Perché quella scelta dell’Australia?
Avevo fatto una ricerca: è un mercato con molte possibilità da sfruttare per promuovere il made in Italy, soprattutto con eventi per moda e food and beverage, quello in cui sono specializzata. Ironia della sorte parliamo proprio di alcuni dei settori più colpiti dalla crisi da pandemia. Inoltre, come ho verificato sulla mia pelle, non c’è più nemmeno la possibilità di tentare un’esperienza all’estero. Io volevo tornare e non essere un ‘cervello in fuga’: voglio lavorare bene per e nel mio paese”.

E ora?
“Ho faticato tanto per studiare: chiedo, chiediamo soltanto di avere una possibilità. Continuo a mandare, senza ottenere nulla, almeno 20 curriculum ogni giorno mentre sto a casa da mia mamma. Non mi arrendo, ma fatico ancora di più: ora sto facendo uno stage gratuito, full time e in remoto, per una società di Praga di e-commerce di moda. Finisce questo mese, poi non so cosa farò. Intanto LindedIn, il social per cercare lavoro, è diventato un’ossessione: tra cercare offerte, mandare curriculum e iscrivermi a nuovi siti, ci passo anche 5 ore al giorno. Su 500 curriculum mandati, sono riuscita avere solo un altro colloquio, sempre dall’estero, da Berlino, ma era per un call center e con un’offerta davvero poco chiara”. 

GIULIA, DESY E I DUE ALESSANDRO
Strade diverse e stessa situazione anche i primi quattro ragazzi intervistati in questo viaggio inchiesta.

Sono andata a lavorare per un’agenzia immobiliare a 500 euro al mese poi è saltato anche quel lavoro per la crisi da coronavirus, altri compagni di università fanno i camerieri o le commesse: siamo come fantasmi, senza un presente e senza un futuro”, ci dice Giulia Biagini, 27 anni, lucchese, 110 e lode alla Sapienza di Roma in Media e comunicazione digitale nell’intervista che potete leggere integralmente cliccando qui.

Centinaia di curriculum inviati senza risposta anche per Alessandro Caré, 25 anni, romano, 110 e lode alla Sapienza in Archeologia: “Mi rispondono solo con proposte per quelli che io chiamo ‘lavori truffa’ porta a porta, a provvigione. Sono disposto a fare qualsiasi cosa in questo momento, dal magazziniere al commesso, ma almeno con uno stipendio ‘vero’, ogni mese, anche basso, per provare a mantenermi da solo” (clicca qui per tutta l’intervista).

Mi sono laureata in Biologia con 110 e lode e una tesi sperimentale in laboratorio e tutta in inglese, so esaminare i tamponi per il Covid. Risultato: passo 5/6 ore al giorno a spedire curriculum senza ricevere nemmeno una risposta. D’estate e nei weekend prima facevo la cameriera, ora con il Covid è saltata anche questa possibilità”, racconta Desy Vallorani, 25 anni, di Fermo (qui tutta l’intervista).
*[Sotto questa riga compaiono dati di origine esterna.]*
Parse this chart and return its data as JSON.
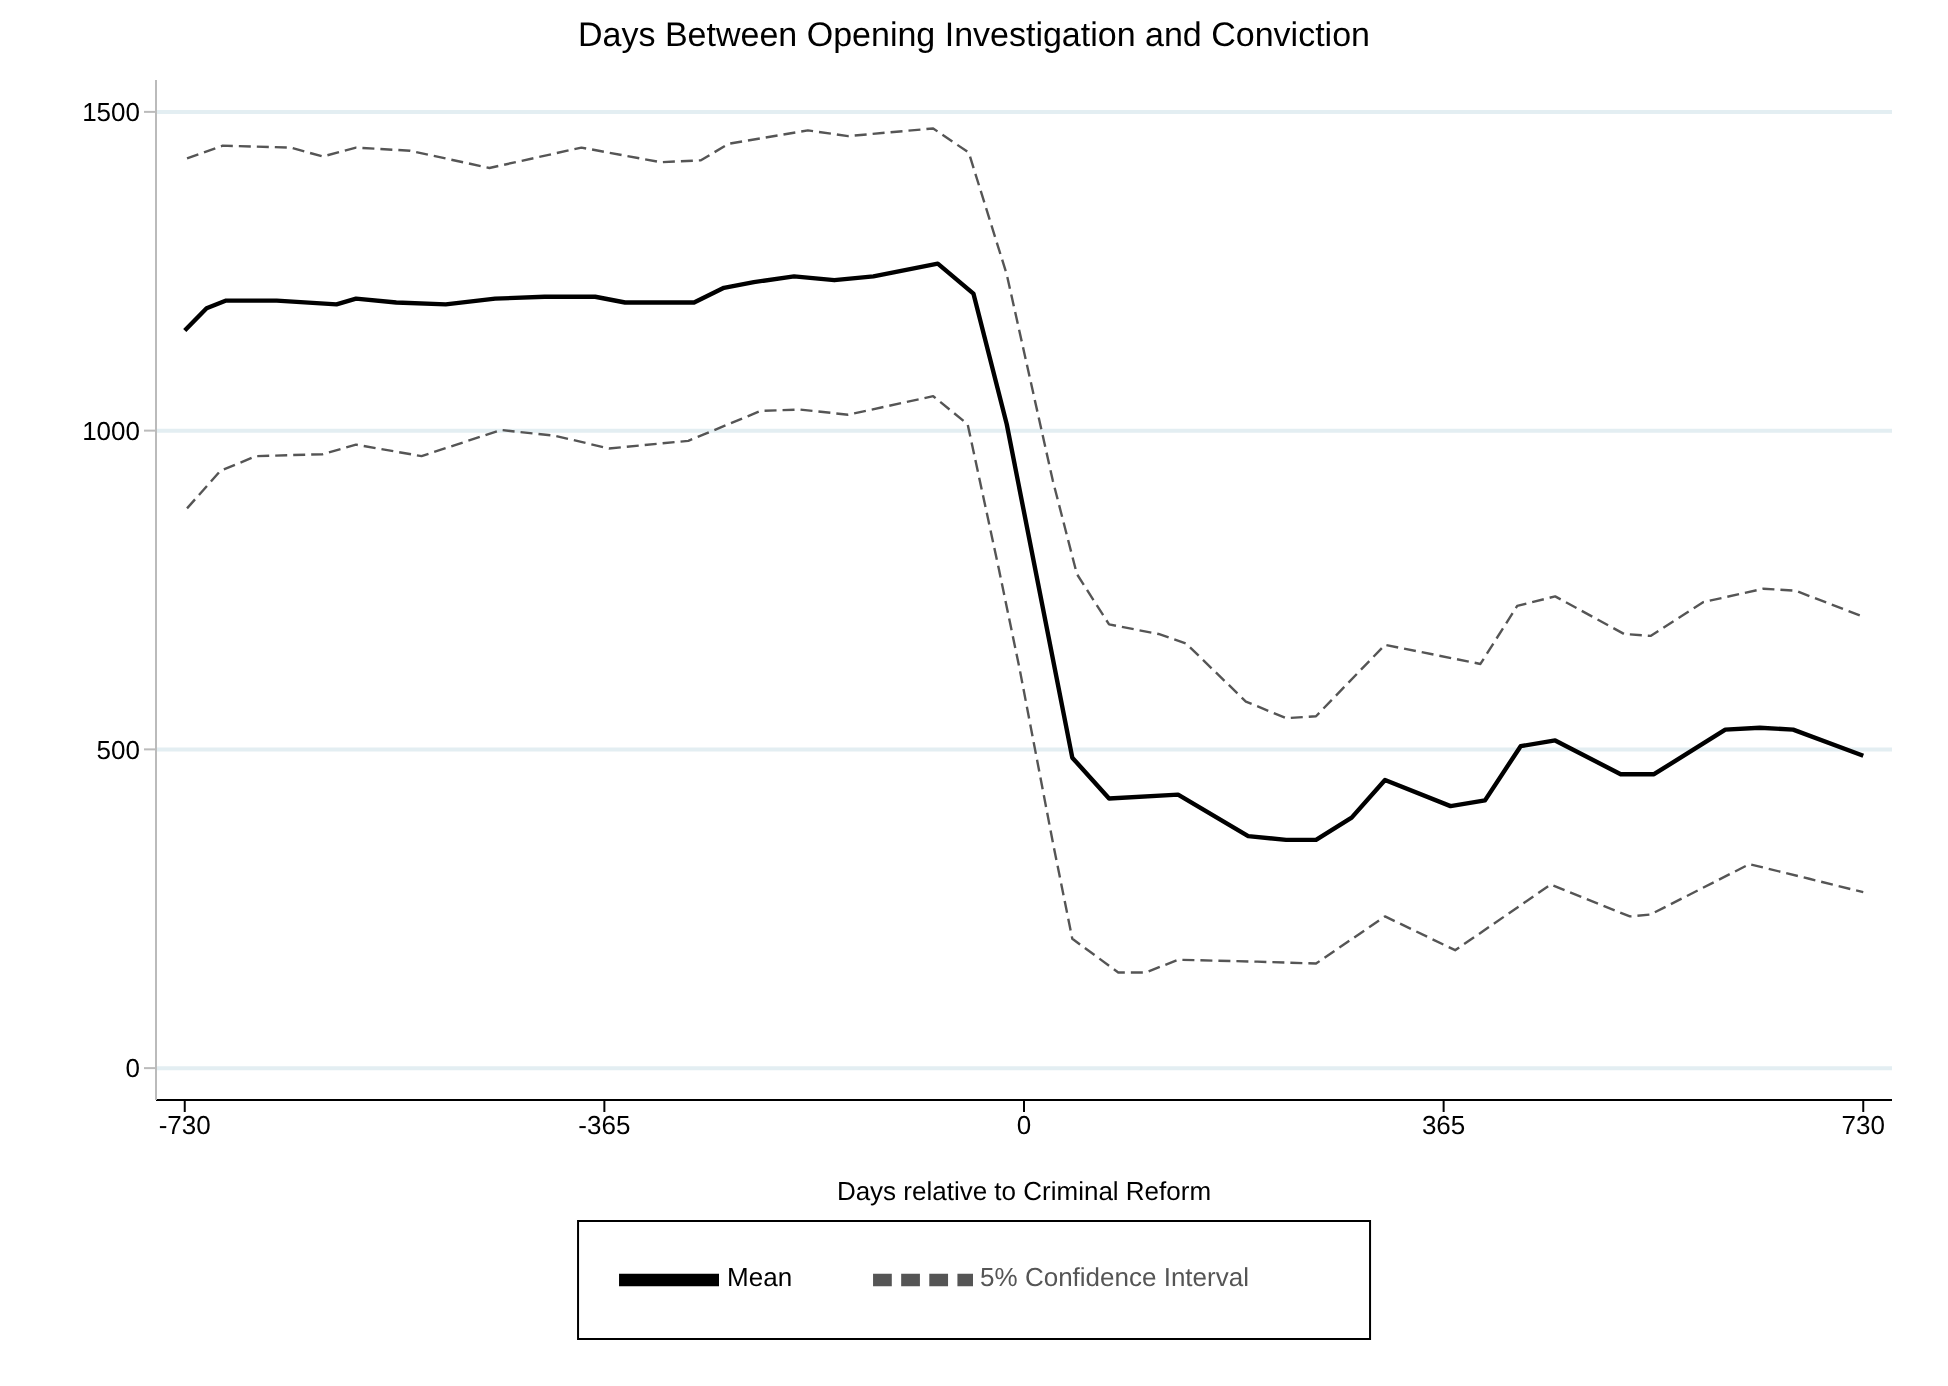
{
  "chart_data": {
    "type": "line",
    "title": "Days Between Opening Investigation and Conviction",
    "xlabel": "Days relative to Criminal Reform",
    "xlim": [
      -755,
      755
    ],
    "xticks": [
      -730,
      -365,
      0,
      365,
      730
    ],
    "ylim": [
      -50,
      1550
    ],
    "yticks": [
      0,
      500,
      1000,
      1500
    ],
    "grid": "y",
    "legend": "bottom",
    "marker": "none",
    "series": [
      {
        "name": "Mean",
        "color": "#000000",
        "line_style": "solid",
        "x": [
          -730,
          -711,
          -694,
          -650,
          -598,
          -581,
          -546,
          -503,
          -460,
          -417,
          -373,
          -347,
          -287,
          -261,
          -235,
          -200,
          -165,
          -131,
          -75,
          -44,
          -15,
          42,
          74,
          134,
          195,
          228,
          254,
          285,
          314,
          371,
          401,
          432,
          462,
          519,
          548,
          610,
          640,
          669,
          730
        ],
        "values": [
          1157,
          1192,
          1204,
          1204,
          1198,
          1207,
          1201,
          1198,
          1207,
          1210,
          1210,
          1201,
          1201,
          1224,
          1233,
          1242,
          1236,
          1242,
          1262,
          1215,
          1010,
          487,
          423,
          429,
          364,
          358,
          358,
          393,
          452,
          411,
          420,
          505,
          514,
          461,
          461,
          531,
          534,
          531,
          490
        ]
      },
      {
        "name": "5% Confidence Interval",
        "color": "#555555",
        "line_style": "dashed",
        "x": [
          -728,
          -697,
          -638,
          -610,
          -581,
          -534,
          -465,
          -385,
          -316,
          -281,
          -257,
          -188,
          -153,
          -79,
          -48,
          -15,
          25,
          46,
          74,
          117,
          141,
          193,
          228,
          254,
          314,
          397,
          429,
          462,
          522,
          545,
          591,
          643,
          671,
          730
        ],
        "values": [
          1427,
          1447,
          1444,
          1430,
          1444,
          1439,
          1412,
          1444,
          1421,
          1424,
          1450,
          1471,
          1462,
          1474,
          1436,
          1245,
          922,
          775,
          696,
          681,
          666,
          575,
          549,
          552,
          664,
          634,
          725,
          740,
          681,
          678,
          731,
          752,
          749,
          708
        ]
      },
      {
        "color": "#555555",
        "line_style": "dashed",
        "x": [
          -728,
          -699,
          -668,
          -610,
          -581,
          -524,
          -455,
          -408,
          -361,
          -292,
          -229,
          -195,
          -153,
          -79,
          -49,
          -22,
          -4,
          25,
          42,
          82,
          106,
          134,
          203,
          254,
          314,
          375,
          401,
          458,
          527,
          545,
          631,
          683,
          730
        ],
        "values": [
          878,
          937,
          960,
          963,
          978,
          960,
          1001,
          992,
          972,
          984,
          1031,
          1033,
          1025,
          1054,
          1010,
          784,
          628,
          355,
          203,
          150,
          150,
          170,
          167,
          164,
          238,
          185,
          217,
          288,
          238,
          241,
          320,
          297,
          276
        ]
      }
    ]
  }
}
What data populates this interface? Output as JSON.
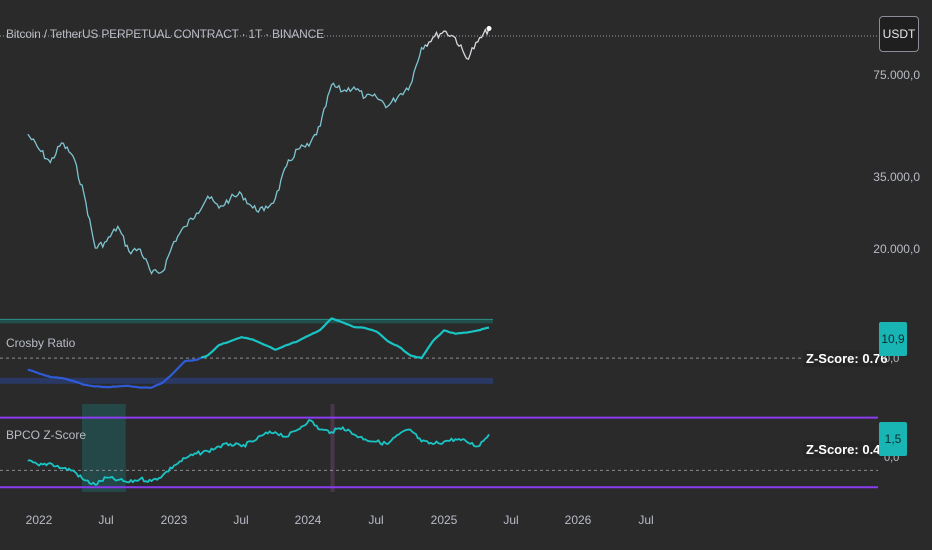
{
  "header": {
    "title": "Bitcoin / TetherUS PERPETUAL CONTRACT · 1T · BINANCE",
    "currency_button": "USDT"
  },
  "price_axis": {
    "labels": [
      "75.000,0",
      "35.000,0",
      "20.000,0"
    ]
  },
  "pane_crosby": {
    "label": "Crosby Ratio",
    "zscore_text": "Z-Score: 0.76",
    "badge_value": "10,9",
    "badge_sub": "0,0"
  },
  "pane_bpco": {
    "label": "BPCO Z-Score",
    "zscore_text": "Z-Score: 0.43",
    "badge_value": "1,5",
    "badge_sub": "0,0"
  },
  "time_axis": {
    "labels": [
      "2022",
      "Jul",
      "2023",
      "Jul",
      "2024",
      "Jul",
      "2025",
      "Jul",
      "2026",
      "Jul"
    ]
  },
  "colors": {
    "background": "#2a2a2a",
    "price_line": "#7ec4cf",
    "price_line_recent": "#d6d8de",
    "crosby_line": "#19c4c4",
    "crosby_line_low": "#2f5bd8",
    "bpco_line": "#19c4c4",
    "band_line": "#8a3cf0",
    "shade": "#1f5f5f"
  },
  "chart_data": [
    {
      "type": "line",
      "name": "price",
      "title": "Bitcoin / TetherUS PERPETUAL CONTRACT · 1T · BINANCE",
      "yscale": "log",
      "yticks": [
        75000,
        35000,
        20000
      ],
      "x": [
        "2021-12",
        "2022-01",
        "2022-02",
        "2022-03",
        "2022-04",
        "2022-05",
        "2022-06",
        "2022-07",
        "2022-08",
        "2022-09",
        "2022-10",
        "2022-11",
        "2022-12",
        "2023-01",
        "2023-02",
        "2023-03",
        "2023-04",
        "2023-05",
        "2023-06",
        "2023-07",
        "2023-08",
        "2023-09",
        "2023-10",
        "2023-11",
        "2023-12",
        "2024-01",
        "2024-02",
        "2024-03",
        "2024-04",
        "2024-05",
        "2024-06",
        "2024-07",
        "2024-08",
        "2024-09",
        "2024-10",
        "2024-11",
        "2024-12",
        "2025-01",
        "2025-02",
        "2025-03",
        "2025-04",
        "2025-05"
      ],
      "values": [
        47000,
        42000,
        38000,
        44000,
        40000,
        30000,
        20000,
        21000,
        23500,
        19500,
        19800,
        16500,
        16800,
        21000,
        23500,
        26000,
        29500,
        27000,
        29000,
        30000,
        27000,
        26500,
        29000,
        37000,
        42000,
        43000,
        50000,
        68000,
        65000,
        67000,
        62000,
        62000,
        58000,
        63000,
        68000,
        90000,
        97000,
        102000,
        97000,
        83000,
        94000,
        104000
      ]
    },
    {
      "type": "line",
      "name": "Crosby Ratio",
      "x": [
        "2021-12",
        "2022-01",
        "2022-02",
        "2022-03",
        "2022-04",
        "2022-05",
        "2022-06",
        "2022-07",
        "2022-08",
        "2022-09",
        "2022-10",
        "2022-11",
        "2022-12",
        "2023-01",
        "2023-02",
        "2023-03",
        "2023-04",
        "2023-05",
        "2023-06",
        "2023-07",
        "2023-08",
        "2023-09",
        "2023-10",
        "2023-11",
        "2023-12",
        "2024-01",
        "2024-02",
        "2024-03",
        "2024-04",
        "2024-05",
        "2024-06",
        "2024-07",
        "2024-08",
        "2024-09",
        "2024-10",
        "2024-11",
        "2024-12",
        "2025-01",
        "2025-02",
        "2025-03",
        "2025-04",
        "2025-05"
      ],
      "values": [
        3.5,
        2.8,
        2.2,
        2.0,
        1.5,
        0.8,
        0.5,
        0.4,
        0.5,
        0.6,
        0.3,
        0.3,
        1.2,
        3.0,
        5.0,
        5.2,
        6.0,
        7.8,
        8.5,
        9.2,
        8.8,
        7.9,
        7.0,
        7.8,
        8.5,
        9.5,
        10.5,
        12.5,
        11.8,
        11.0,
        10.8,
        10.2,
        8.5,
        7.5,
        6.0,
        5.5,
        8.5,
        10.4,
        9.8,
        10.0,
        10.4,
        10.9
      ],
      "ylim": [
        -1,
        14
      ],
      "bands": [
        12.0,
        1.5
      ],
      "midline": 5.5
    },
    {
      "type": "line",
      "name": "BPCO Z-Score",
      "x": [
        "2021-12",
        "2022-01",
        "2022-02",
        "2022-03",
        "2022-04",
        "2022-05",
        "2022-06",
        "2022-07",
        "2022-08",
        "2022-09",
        "2022-10",
        "2022-11",
        "2022-12",
        "2023-01",
        "2023-02",
        "2023-03",
        "2023-04",
        "2023-05",
        "2023-06",
        "2023-07",
        "2023-08",
        "2023-09",
        "2023-10",
        "2023-11",
        "2023-12",
        "2024-01",
        "2024-02",
        "2024-03",
        "2024-04",
        "2024-05",
        "2024-06",
        "2024-07",
        "2024-08",
        "2024-09",
        "2024-10",
        "2024-11",
        "2024-12",
        "2025-01",
        "2025-02",
        "2025-03",
        "2025-04",
        "2025-05"
      ],
      "values": [
        0.4,
        0.2,
        0.3,
        0.1,
        0.0,
        -0.4,
        -0.6,
        -0.3,
        -0.4,
        -0.5,
        -0.35,
        -0.45,
        -0.2,
        0.2,
        0.5,
        0.7,
        0.8,
        1.0,
        1.1,
        1.0,
        1.2,
        1.5,
        1.6,
        1.4,
        1.7,
        2.1,
        1.7,
        1.6,
        1.8,
        1.5,
        1.3,
        1.2,
        1.1,
        1.5,
        1.7,
        1.2,
        1.1,
        1.2,
        1.3,
        1.2,
        1.0,
        1.5
      ],
      "ylim": [
        -0.9,
        2.6
      ],
      "bands": [
        2.2,
        -0.2
      ],
      "midline": 0.0
    }
  ]
}
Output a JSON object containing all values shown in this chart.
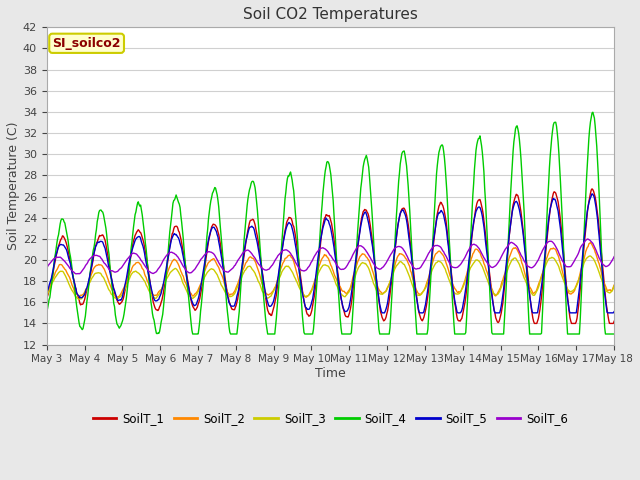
{
  "title": "Soil CO2 Temperatures",
  "xlabel": "Time",
  "ylabel": "Soil Temperature (C)",
  "ylim": [
    12,
    42
  ],
  "yticks": [
    12,
    14,
    16,
    18,
    20,
    22,
    24,
    26,
    28,
    30,
    32,
    34,
    36,
    38,
    40,
    42
  ],
  "fig_bg_color": "#e8e8e8",
  "plot_bg_color": "#ffffff",
  "grid_color": "#d0d0d0",
  "annotation_text": "SI_soilco2",
  "annotation_color": "#8b0000",
  "annotation_bg": "#ffffcc",
  "annotation_border": "#cccc00",
  "series_colors": {
    "SoilT_1": "#cc0000",
    "SoilT_2": "#ff8800",
    "SoilT_3": "#cccc00",
    "SoilT_4": "#00cc00",
    "SoilT_5": "#0000cc",
    "SoilT_6": "#9900cc"
  },
  "xtick_labels": [
    "May 3",
    "May 4",
    "May 5",
    "May 6",
    "May 7",
    "May 8",
    "May 9",
    "May 10",
    "May 11",
    "May 12",
    "May 13",
    "May 14",
    "May 15",
    "May 16",
    "May 17",
    "May 18"
  ],
  "num_points": 720,
  "time_days": 15
}
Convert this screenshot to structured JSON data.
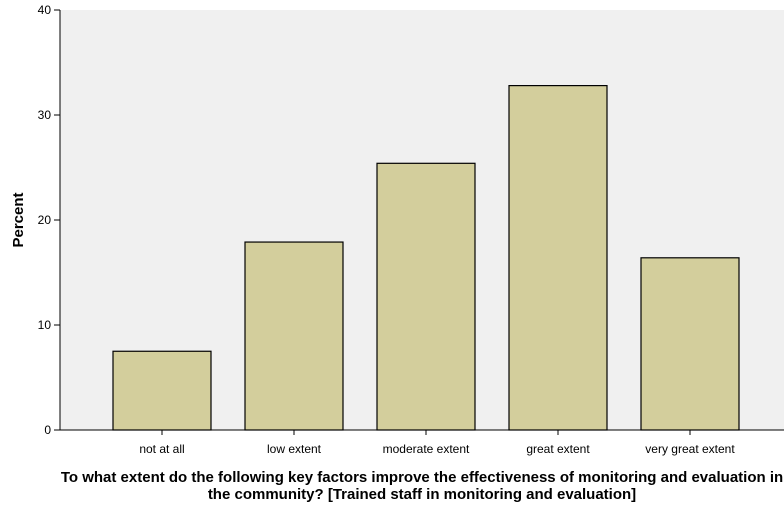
{
  "chart_data": {
    "type": "bar",
    "categories": [
      "not at all",
      "low extent",
      "moderate extent",
      "great extent",
      "very great extent"
    ],
    "values": [
      7.5,
      17.9,
      25.4,
      32.8,
      16.4
    ],
    "title": "",
    "xlabel": "To what extent do the following key factors improve the effectiveness of monitoring and evaluation in the community? [Trained staff in monitoring and evaluation]",
    "ylabel": "Percent",
    "ylim": [
      0,
      40
    ],
    "yticks": [
      0,
      10,
      20,
      30,
      40
    ],
    "grid": false,
    "legend": "none",
    "colors": {
      "bar_fill": "#d3ce9c",
      "bar_stroke": "#000000",
      "plot_bg": "#f0f0f0"
    }
  }
}
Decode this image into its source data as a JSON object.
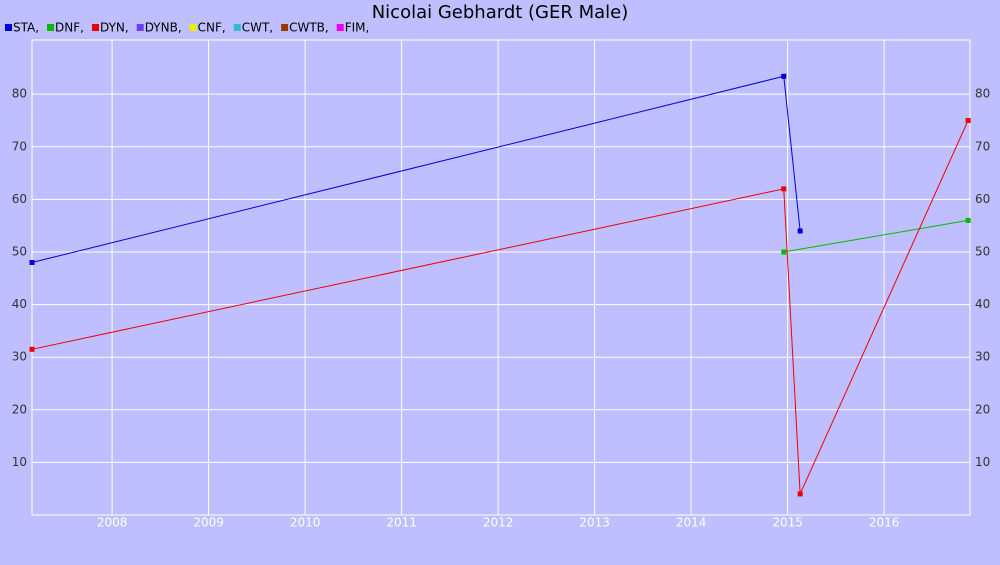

L’ultimo stage? Cameriere di sala in un hotel per 20 ore settimanali ufficiali. In realtà lavoravo dalle 5 di mattina alle due di notte per 300 euro al mese. Ho già fatto cinque stage tra alberghi e ristoranti: ora che questi settori stanno venendo giù per il coronavirus, non c’è davvero più nulla, neanche come speranza”, ci dice Alessandro Cardinale, 23 anni (qui tutta l’intervista). Lui la laurea non l’ha presa, anche lui è uno di quelli che si è sempre dato da fare. Si racconta sempre con la stessa voce gentile, un po’ intristita ma ancora determinata degli altri: anche questo accomuna la Generazione Covid che stiamo incontrando.